At each step a PDA reads an input symbol (or ε), pops the top stack symbol, moves to a new state, and pushes a string of stack symbols. The stack provides the "memory" needed to track unmatched symbols — for example, pushing an 'A' for each 'a' read, then popping one 'A' for each 'b', ensures equal counts.

Schematic of a pushdown automaton: it has a read-only input tape (like a finite automaton) plus a stack for unlimited auxiliary storage.
Image: Source

The CFG–PDA Equivalence

Theorem — CFG/PDA Equivalence

A language L is context-free if and only if there exists a pushdown automaton that accepts L. Every CFG can be converted to an equivalent PDA, and every PDA can be converted to an equivalent CFG.

The forward direction (CFG → PDA) is constructive: build a single-state PDA that uses its stack to simulate leftmost derivations of the grammar.

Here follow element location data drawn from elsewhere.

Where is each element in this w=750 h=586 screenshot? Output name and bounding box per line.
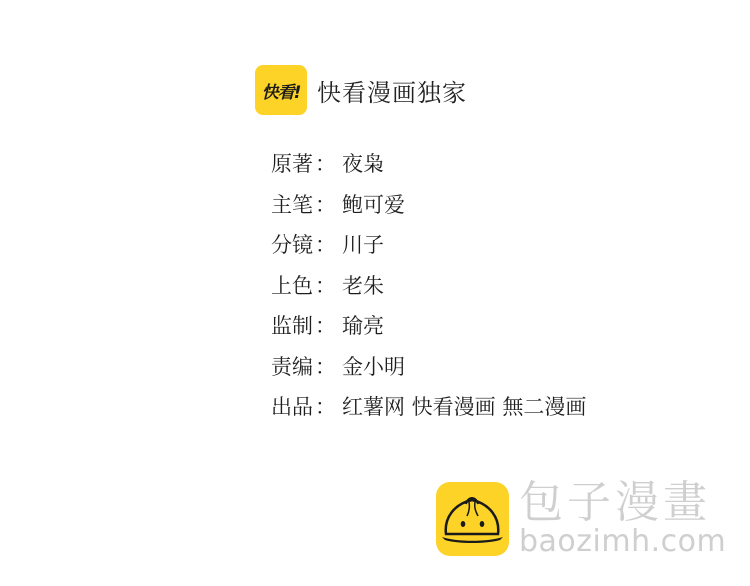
credit-row-storyboard: 分镜：川子 [271, 224, 586, 265]
credit-value: 川子 [342, 229, 384, 259]
credit-separator: ： [315, 391, 336, 421]
credit-row-author: 原著：夜枭 [271, 143, 586, 184]
credit-value: 鲍可爱 [342, 189, 405, 219]
kuaikan-logo-icon: 快看! [255, 65, 307, 115]
credit-value: 夜枭 [342, 148, 384, 178]
credit-label: 监制 [271, 310, 313, 340]
credits-list: 原著：夜枭 主笔：鲍可爱 分镜：川子 上色：老朱 监制：瑜亮 责编：金小明 出品… [271, 143, 586, 427]
credit-separator: ： [315, 229, 336, 259]
credit-label: 原著 [271, 148, 313, 178]
credit-value: 老朱 [342, 270, 384, 300]
credit-label: 分镜 [271, 229, 313, 259]
credit-label: 出品 [271, 391, 313, 421]
watermark-url: baozimh.com [519, 526, 726, 558]
baozimh-watermark: 包子漫畫 baozimh.com [436, 480, 726, 558]
watermark-name: 包子漫畫 [519, 480, 726, 526]
kuaikan-logo-text: 快看! [262, 78, 301, 103]
credit-row-colorist: 上色：老朱 [271, 265, 586, 306]
credit-separator: ： [315, 270, 336, 300]
credit-separator: ： [315, 310, 336, 340]
credit-row-producer: 出品：红薯网 快看漫画 無二漫画 [271, 386, 586, 427]
credit-row-lead-artist: 主笔：鲍可爱 [271, 184, 586, 225]
credit-value: 金小明 [342, 351, 405, 381]
watermark-text: 包子漫畫 baozimh.com [519, 480, 726, 558]
credit-label: 上色 [271, 270, 313, 300]
baozi-bun-icon [436, 482, 509, 556]
credit-value: 红薯网 快看漫画 無二漫画 [342, 391, 586, 421]
credit-row-editor: 责编：金小明 [271, 346, 586, 387]
header: 快看! 快看漫画独家 [255, 65, 467, 115]
header-title: 快看漫画独家 [317, 73, 467, 108]
credit-label: 责编 [271, 351, 313, 381]
credit-row-supervisor: 监制：瑜亮 [271, 305, 586, 346]
credit-separator: ： [315, 189, 336, 219]
credit-label: 主笔 [271, 189, 313, 219]
credit-separator: ： [315, 148, 336, 178]
credit-separator: ： [315, 351, 336, 381]
credit-value: 瑜亮 [342, 310, 384, 340]
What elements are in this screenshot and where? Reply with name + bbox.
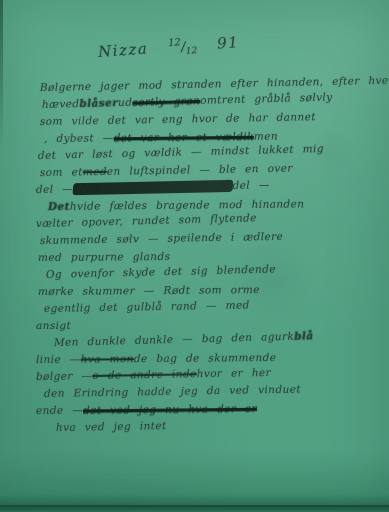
handwritten-text: linie — bbox=[36, 354, 81, 366]
date-denominator: 12 bbox=[186, 46, 198, 57]
handwritten-text: Det bbox=[48, 201, 70, 213]
manuscript-photo: Nizza 12/12 91 Bølgerne jager mod strand… bbox=[0, 0, 389, 512]
handwritten-text: blå bbox=[294, 330, 314, 343]
struck-text: sortly grøn bbox=[132, 95, 200, 109]
handwritten-text: ende — bbox=[36, 405, 83, 417]
handwritten-text: egentlig det gulblå rand — med bbox=[44, 299, 250, 315]
heading-date: 12/12 bbox=[168, 36, 198, 56]
manuscript-text: Bølgerne jager mod stranden efter hinand… bbox=[36, 82, 375, 439]
handwritten-text: hva ved jeg intet bbox=[56, 420, 167, 434]
date-numerator: 12 bbox=[168, 37, 181, 49]
struck-text: det ved jeg nu hva der er bbox=[83, 403, 257, 417]
heading-year: 91 bbox=[216, 33, 239, 52]
struck-text: o de andre inde bbox=[92, 368, 197, 382]
handwritten-text: del — bbox=[36, 183, 73, 196]
paper-edge-shadow-bottom bbox=[0, 494, 389, 512]
handwritten-text: hvide fældes bragende mod hinanden bbox=[70, 198, 305, 212]
handwritten-text: omtrent gråblå sølvly bbox=[200, 91, 333, 106]
handwritten-text: bølger — bbox=[36, 370, 93, 383]
handwritten-text: en luftspindel — ble en over bbox=[107, 163, 293, 178]
struck-text: hva mon bbox=[81, 353, 134, 365]
paper-edge-shadow-left bbox=[0, 0, 3, 150]
handwritten-text: ansigt bbox=[36, 320, 71, 332]
handwritten-text: men bbox=[254, 131, 278, 143]
handwritten-text: del — bbox=[232, 179, 269, 192]
handwritten-text: hæved bbox=[42, 98, 80, 111]
struck-text: med bbox=[83, 166, 107, 178]
struck-text: det var her et vældik bbox=[114, 131, 254, 144]
handwritten-text: som et bbox=[40, 166, 83, 179]
handwritten-text: mørke skummer — Rødt som orme bbox=[38, 284, 260, 298]
handwritten-text: hvor er her bbox=[197, 367, 272, 380]
handwritten-text: ud bbox=[118, 97, 133, 109]
handwritten-text: blåser bbox=[79, 97, 118, 110]
heading-place: Nizza bbox=[97, 39, 148, 60]
handwritten-text: de bag de skummende bbox=[134, 352, 277, 365]
handwritten-text: med purpurne glands bbox=[38, 251, 170, 264]
handwritten-text: , dybest — bbox=[44, 132, 114, 145]
scribbled-out-text: det ville ikke længer gå bbox=[73, 180, 234, 195]
manuscript-heading: Nizza 12/12 91 bbox=[97, 33, 239, 63]
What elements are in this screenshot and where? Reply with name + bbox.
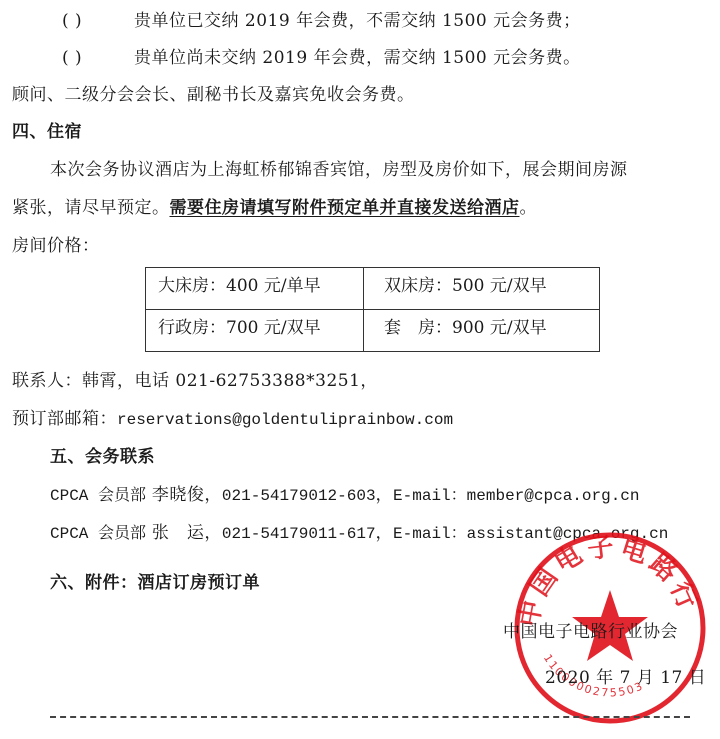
section4-heading: 四、住宿: [12, 117, 82, 142]
contact-1-name: 李晓俊: [152, 485, 205, 505]
divider: [50, 716, 690, 718]
fee-option-2-text: 贵单位尚未交纳 2019 年会费，需交纳 1500 元会务费。: [134, 48, 581, 68]
fee-option-2-checkbox[interactable]: ( ): [62, 48, 134, 68]
hotel-email-link[interactable]: reservations@goldentuliprainbow.com: [117, 411, 453, 429]
price-cell-king: 大床房：400 元/单早: [146, 268, 364, 310]
hotel-email-line: 预订部邮箱：reservations@goldentuliprainbow.co…: [12, 404, 453, 429]
signature-org: 中国电子电路行业协会: [503, 617, 678, 642]
price-cell-executive: 行政房：700 元/双早: [146, 310, 364, 352]
price-cell-twin: 双床房：500 元/双早: [364, 268, 600, 310]
table-row: 行政房：700 元/双早 套 房：900 元/双早: [146, 310, 600, 352]
fee-option-1: ( )贵单位已交纳 2019 年会费，不需交纳 1500 元会务费；: [62, 6, 581, 31]
contact-2-email-label: E-mail：: [393, 525, 467, 543]
contact-1-dept: CPCA 会员部: [50, 487, 146, 505]
fee-exempt-note: 顾问、二级分会会长、副秘书长及嘉宾免收会务费。: [12, 80, 415, 105]
section4-para-emphasis: 需要住房请填写附件预定单并直接发送给酒店: [170, 198, 520, 218]
contact-1-email-link[interactable]: member@cpca.org.cn: [467, 487, 640, 505]
fee-option-2: ( )贵单位尚未交纳 2019 年会费，需交纳 1500 元会务费。: [62, 43, 581, 68]
section5-heading: 五、会务联系: [50, 442, 155, 467]
fee-option-1-checkbox[interactable]: ( ): [62, 11, 134, 31]
section6-heading: 六、附件：酒店订房预订单: [50, 568, 260, 593]
contact-2-phone: 021-54179011-617: [222, 525, 376, 543]
section4-paragraph-line2: 紧张，请尽早预定。需要住房请填写附件预定单并直接发送给酒店。: [12, 193, 537, 218]
contact-row-1: CPCA 会员部 李晓俊，021-54179012-603，E-mail：mem…: [50, 480, 640, 505]
hotel-contact: 联系人：韩霄，电话 021-62753388*3251，: [12, 366, 378, 391]
contact-2-dept: CPCA 会员部: [50, 525, 146, 543]
price-table: 大床房：400 元/单早 双床房：500 元/双早 行政房：700 元/双早 套…: [145, 267, 600, 352]
price-cell-suite: 套 房：900 元/双早: [364, 310, 600, 352]
fee-option-1-text: 贵单位已交纳 2019 年会费，不需交纳 1500 元会务费；: [134, 11, 581, 31]
section4-para-plain: 紧张，请尽早预定。: [12, 198, 170, 218]
section4-paragraph-line1: 本次会务协议酒店为上海虹桥郁锦香宾馆，房型及房价如下，展会期间房源: [50, 155, 628, 180]
contact-2-name: 张 运: [152, 523, 205, 543]
price-label: 房间价格：: [12, 231, 100, 256]
hotel-email-label: 预订部邮箱：: [12, 409, 117, 429]
section4-para-end: 。: [520, 198, 538, 218]
signature-date: 2020 年 7 月 17 日: [545, 663, 706, 688]
table-row: 大床房：400 元/单早 双床房：500 元/双早: [146, 268, 600, 310]
contact-1-email-label: E-mail：: [393, 487, 467, 505]
contact-1-phone: 021-54179012-603: [222, 487, 376, 505]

At each step, if the top of the stack is a variable A, non-deterministically replace it with the right-hand side of some A-production; if the top is a terminal, match it against the next input symbol.


Parsing Context-Free Languages

Parsing is the process of taking a string and determining whether it belongs to a CFL, and if so, recovering the parse tree that exhibits its grammatical structure. Parsing is a core operation in every compiler and interpreter.

CYK Algorithm

The Cocke-Younger-Kasami (CYK) algorithm is a classic dynamic programming parser that works for any CFG in Chomsky Normal Form (CNF), where every rule has the form A → BC or A → a. It fills a triangular table in O(n³) time, where n is the length of the input string.

Top-Down and Bottom-Up Parsing

Parsing Strategies
  • Top-down (LL parsers): Start from S and try to derive the input left-to-right. Recursive descent parsers are a practical implementation of this approach.
  • Bottom-up (LR parsers): Shift input symbols onto a stack and reduce using grammar rules when a right-hand side is recognised. More powerful than LL and used in most production compilers (yacc, bison).
  • Earley's algorithm: A general O(n³) parser that handles all CFGs, including ambiguous ones.

Context-free grammars and pushdown automata sit at a crucial level of the Chomsky hierarchy: they are powerful enough to describe the syntax of programming languages, yet weak enough to allow efficient parsing — a balance that underpins the design of every language compiler in existence.